Viceversa, uno stimatore del Fabrizi fu nell’Ottocento quel geniaccio, è il
caso di dire, di Vittorio Imbriani, lo scolaro di De Sanctis, apprendista
hegeliano a Berlino, cui si deve, fra l’altro, Dio ne scampi dagli Orsenigo,
il misogino romanzo (1876) che insieme alla satira di borghesissime “relazioni
pericolose” azzardava qualche tecnica narrativa entrata poi, nel secolo
successivo, a far parte del patrimonio delle avanguardie letterarie. Il Libro
delle origini delli volgari proverbi Imbriani volle qualificarlo non
semplicemente stupendo, ma opera “ciclopica” fra le massime, “che soltanto
pochi momenti della letteratura nostra superarono in valore ed importanza”. Lo
scrittore cercò di farla ripubblicare per intero senza riuscirvi. Dopo quasi
cinquecento anni è grazie alle edizioni Spirali che rivede finalmente la luce
(Aloyse Cynthio De Gli Fabritii, Libro delle origini delli volgari proverbi,
2007, pp. 590, € 35).
L’attuale edizione riproduce fotostaticamente anche pagine manoscritte
del Fabrizi e la lettera di un acquirente settecentesco che confessa di aver
“cercato questo libro per trent’anni” aggiungendo: “è stato bruciato
dall’inquisizione e cercato con tanta cura in quanto è pressoché introvabile.

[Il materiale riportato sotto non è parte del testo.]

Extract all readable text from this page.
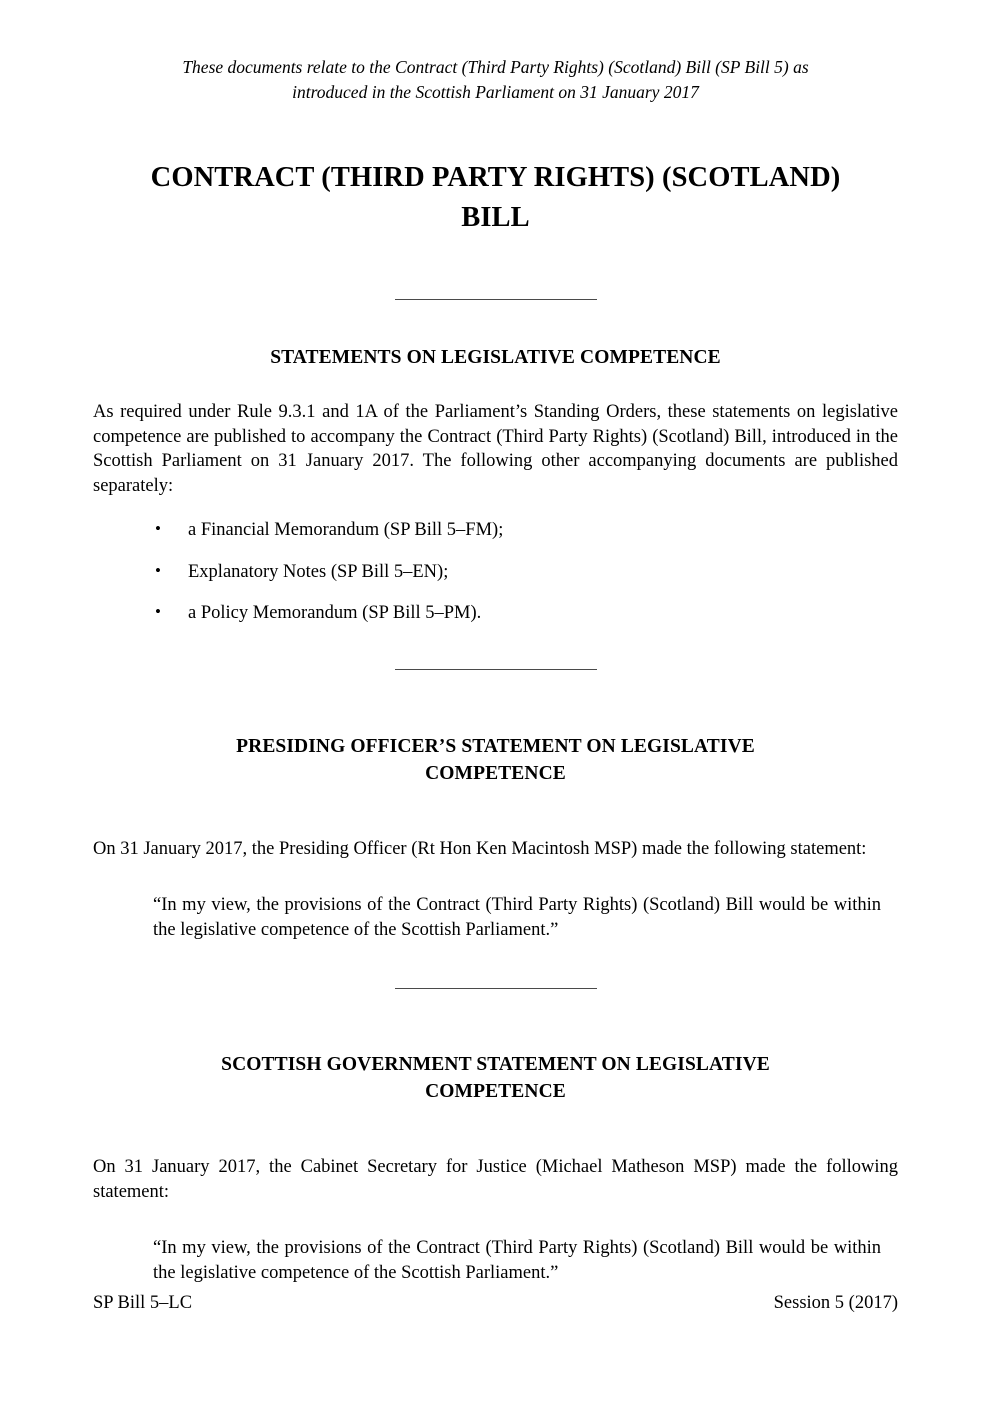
These documents relate to the Contract (Third Party Rights) (Scotland) Bill (SP Bill 5) as
introduced in the Scottish Parliament on 31 January 2017
CONTRACT (THIRD PARTY RIGHTS) (SCOTLAND)
BILL
STATEMENTS ON LEGISLATIVE COMPETENCE

As required under Rule 9.3.1 and 1A of the Parliament’s Standing Orders, these statements on legislative competence are published to accompany the Contract (Third Party Rights) (Scotland) Bill, introduced in the Scottish Parliament on 31 January 2017. The following other accompanying documents are published separately:

• a Financial Memorandum (SP Bill 5–FM);
• Explanatory Notes (SP Bill 5–EN);
• a Policy Memorandum (SP Bill 5–PM).
PRESIDING OFFICER’S STATEMENT ON LEGISLATIVE
COMPETENCE

On 31 January 2017, the Presiding Officer (Rt Hon Ken Macintosh MSP) made the following statement:

“In my view, the provisions of the Contract (Third Party Rights) (Scotland) Bill would be within the legislative competence of the Scottish Parliament.”
SCOTTISH GOVERNMENT STATEMENT ON LEGISLATIVE
COMPETENCE

On 31 January 2017, the Cabinet Secretary for Justice (Michael Matheson MSP) made the following statement:

“In my view, the provisions of the Contract (Third Party Rights) (Scotland) Bill would be within the legislative competence of the Scottish Parliament.”
SP Bill 5–LC	Session 5 (2017)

L’ho pagato molto caro. Il pezzo che sta alla fine, scritto di proprio pugno
dall’Autore, sembra annunciare che questo esemplare gli è appartenuto” (1
maggio 1784). Curata dalla redazione di Spirali, l’edizione gode della
prefazione di Francesco Saba Sardi, altro “geniaccio”, la cui antica militanza contro
il conformismo e la sessuofobia ha compenetrato negli anni un’impagabile
attività di traduttore da varie lingue.